Lowe studied medicine from 1887 at the University of Cambridge ( Jesus College ) with a Bachelor of Arts (BA) in 1891, a Bachelor in Surgery in 1898 and a Medical Bachelor (MB) in 1899. He was a clinical assistant at Guy's Hospital in London, House Physician at Leicester Infirmary and Senior House Surgeon at Derby Royal Infirmary. From 1899 to 1902 he volunteered as a surgeon in the Second Boer War and directed Helena’s hospital train from Great Britain and Ireland to relieve the siege of Ladysmith . In South Africa he began to be interested in birds and to collect them. From 1902 to 1912 he traveled with Sir Frederic Johnstone (as his personal doctor), among other things, the Caribbean on his yacht. He put on a large collection of birds that later came to the British Museum of Natural History . During World War I he served as a military doctor with the rank of captain on a hospital ship in the Mediterranean.

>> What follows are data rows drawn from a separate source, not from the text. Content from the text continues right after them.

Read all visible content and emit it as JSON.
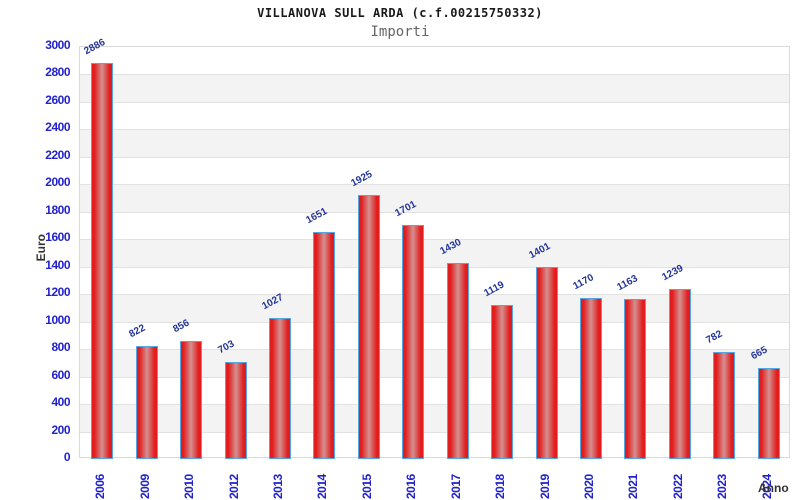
{
  "chart_data": {
    "type": "bar",
    "title": "VILLANOVA SULL ARDA (c.f.00215750332)",
    "subtitle": "Importi",
    "xlabel": "Anno",
    "ylabel": "Euro",
    "categories": [
      "2006",
      "2009",
      "2010",
      "2012",
      "2013",
      "2014",
      "2015",
      "2016",
      "2017",
      "2018",
      "2019",
      "2020",
      "2021",
      "2022",
      "2023",
      "2024"
    ],
    "values": [
      2886,
      822,
      856,
      703,
      1027,
      1651,
      1925,
      1701,
      1430,
      1119,
      1401,
      1170,
      1163,
      1239,
      782,
      665
    ],
    "ylim": [
      0,
      3000
    ],
    "ytick_step": 200,
    "yticks": [
      0,
      200,
      400,
      600,
      800,
      1000,
      1200,
      1400,
      1600,
      1800,
      2000,
      2200,
      2400,
      2600,
      2800,
      3000
    ],
    "grid": true,
    "legend": "none",
    "colors": {
      "bar_fill_edge": "#e21d1d",
      "bar_fill_center": "#d49090",
      "bar_border": "#55a6e0",
      "axis_tick_label": "#2222cc",
      "value_label": "#223399",
      "band_fill": "#f3f3f3",
      "gridline": "#e2e2e2",
      "axis_title": "#333333",
      "title_text": "#1a1a1a",
      "subtitle_text": "#666666"
    }
  }
}
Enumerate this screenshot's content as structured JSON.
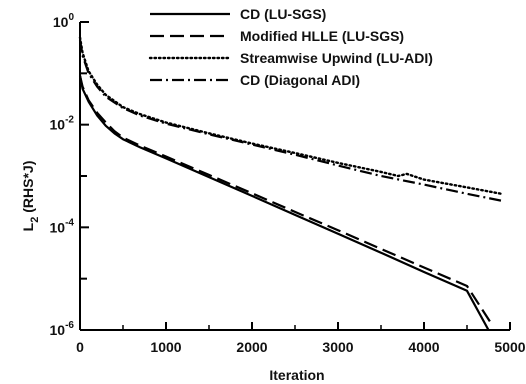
{
  "chart_data": {
    "type": "line",
    "title": "",
    "xlabel": "Iteration",
    "ylabel": "L2 (RHS*J)",
    "ylabel_main": "L",
    "ylabel_sub": "2",
    "ylabel_rest": " (RHS*J)",
    "xlim": [
      0,
      5000
    ],
    "ylim": [
      1e-06,
      1
    ],
    "yscale": "log",
    "grid": false,
    "legend_position": "top-right",
    "x_ticks": [
      {
        "value": 0,
        "label": "0"
      },
      {
        "value": 1000,
        "label": "1000"
      },
      {
        "value": 2000,
        "label": "2000"
      },
      {
        "value": 3000,
        "label": "3000"
      },
      {
        "value": 4000,
        "label": "4000"
      },
      {
        "value": 5000,
        "label": "5000"
      }
    ],
    "y_ticks": [
      {
        "value": 1,
        "base": "10",
        "exp": "0"
      },
      {
        "value": 0.01,
        "base": "10",
        "exp": "-2"
      },
      {
        "value": 0.0001,
        "base": "10",
        "exp": "-4"
      },
      {
        "value": 1e-06,
        "base": "10",
        "exp": "-6"
      }
    ],
    "series": [
      {
        "name": "CD (LU-SGS)",
        "style": "solid",
        "color": "#000000",
        "x": [
          0,
          30,
          100,
          200,
          300,
          400,
          500,
          700,
          1000,
          1500,
          2000,
          2500,
          3000,
          3500,
          4000,
          4500,
          4750
        ],
        "y": [
          0.09,
          0.05,
          0.028,
          0.015,
          0.0095,
          0.0068,
          0.0052,
          0.0036,
          0.0022,
          0.00095,
          0.00041,
          0.000175,
          7.5e-05,
          3.2e-05,
          1.35e-05,
          5.8e-06,
          1e-06
        ]
      },
      {
        "name": "Modified HLLE (LU-SGS)",
        "style": "dashed",
        "color": "#000000",
        "x": [
          0,
          30,
          100,
          200,
          300,
          400,
          500,
          700,
          1000,
          1500,
          2000,
          2500,
          3000,
          3500,
          4000,
          4500,
          4800
        ],
        "y": [
          0.09,
          0.055,
          0.03,
          0.017,
          0.011,
          0.0075,
          0.0056,
          0.0039,
          0.0024,
          0.00105,
          0.00046,
          0.0002,
          8.8e-05,
          3.8e-05,
          1.65e-05,
          7.2e-06,
          1.2e-06
        ]
      },
      {
        "name": "Streamwise Upwind (LU-ADI)",
        "style": "dotted",
        "color": "#000000",
        "x": [
          0,
          30,
          100,
          200,
          300,
          500,
          700,
          1000,
          1500,
          2000,
          2500,
          3000,
          3500,
          3700,
          3800,
          4000,
          4500,
          4900
        ],
        "y": [
          0.5,
          0.25,
          0.11,
          0.06,
          0.038,
          0.022,
          0.016,
          0.011,
          0.0068,
          0.0043,
          0.0028,
          0.0018,
          0.0012,
          0.001,
          0.0011,
          0.00085,
          0.0006,
          0.00045
        ]
      },
      {
        "name": "CD (Diagonal ADI)",
        "style": "dashdot",
        "color": "#000000",
        "x": [
          0,
          30,
          100,
          200,
          300,
          500,
          700,
          1000,
          1500,
          2000,
          2500,
          3000,
          3500,
          4000,
          4500,
          4900
        ],
        "y": [
          0.45,
          0.22,
          0.1,
          0.055,
          0.035,
          0.021,
          0.015,
          0.0105,
          0.0065,
          0.0041,
          0.0026,
          0.0016,
          0.001,
          0.00068,
          0.00045,
          0.00033
        ]
      }
    ]
  }
}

From 1918 to 1935 he headed the ornithological department of the British Museum, succeeding William Robert Ogilvie-Grant . The expression Darwin finches comes from him (in an essay in 1936). With Dorothea Bate he published about fossil ostriches from China.

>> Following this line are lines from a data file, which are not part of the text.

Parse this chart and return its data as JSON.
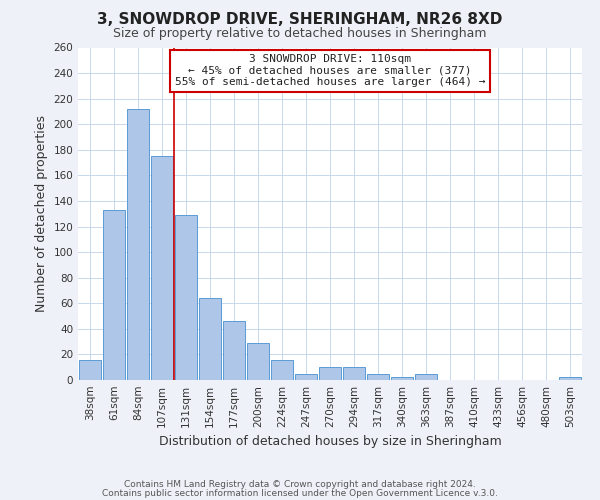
{
  "title": "3, SNOWDROP DRIVE, SHERINGHAM, NR26 8XD",
  "subtitle": "Size of property relative to detached houses in Sheringham",
  "xlabel": "Distribution of detached houses by size in Sheringham",
  "ylabel": "Number of detached properties",
  "bar_labels": [
    "38sqm",
    "61sqm",
    "84sqm",
    "107sqm",
    "131sqm",
    "154sqm",
    "177sqm",
    "200sqm",
    "224sqm",
    "247sqm",
    "270sqm",
    "294sqm",
    "317sqm",
    "340sqm",
    "363sqm",
    "387sqm",
    "410sqm",
    "433sqm",
    "456sqm",
    "480sqm",
    "503sqm"
  ],
  "bar_values": [
    16,
    133,
    212,
    175,
    129,
    64,
    46,
    29,
    16,
    5,
    10,
    10,
    5,
    2,
    5,
    0,
    0,
    0,
    0,
    0,
    2
  ],
  "bar_color": "#aec6e8",
  "bar_edge_color": "#5b9bd5",
  "ylim": [
    0,
    260
  ],
  "yticks": [
    0,
    20,
    40,
    60,
    80,
    100,
    120,
    140,
    160,
    180,
    200,
    220,
    240,
    260
  ],
  "annotation_box_title": "3 SNOWDROP DRIVE: 110sqm",
  "annotation_line1": "← 45% of detached houses are smaller (377)",
  "annotation_line2": "55% of semi-detached houses are larger (464) →",
  "annotation_box_color": "#ffffff",
  "annotation_box_edgecolor": "#cc0000",
  "vline_color": "#cc0000",
  "vline_x": 3.5,
  "footnote1": "Contains HM Land Registry data © Crown copyright and database right 2024.",
  "footnote2": "Contains public sector information licensed under the Open Government Licence v.3.0.",
  "bg_color": "#eef2f8",
  "plot_bg_color": "#ffffff",
  "grid_color": "#c8d8ec",
  "title_fontsize": 11,
  "subtitle_fontsize": 9,
  "axis_label_fontsize": 9,
  "tick_fontsize": 7.5,
  "annotation_fontsize": 8,
  "footnote_fontsize": 6.5
}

He was President of the British Ornithologists 'Union from 1938 to 1943 (and received its medal), chairman of the European section of the International Committee for the Conservation of Birds, and from 1927 to 1930 Chairman of the British Ornithologists' Club and editor of its bulletin. He was a Knight of the British Order of St. John, Fellow of the Royal Geographical Society and OBE .

Fonts

  • A naturalist on desert islands. Whitherby and Co., London / Scribner's, New York 1911 (description of his trips to the Caribbean).
  • The finches of the Galapagos in relation to Darwin's conception of species. Ibis, 6, 1936, pp. 310-321.
  • Struthious remains from northern China and Monogolia; with descriptions of Struthio wimani, Struthio anderssoni and Struthio monogolicus, spp. nov. Beijing 1931.
  • Our common sea-birds cormorants, terns, gulls, skuas, petrels and auks. New York, Scribners 1913.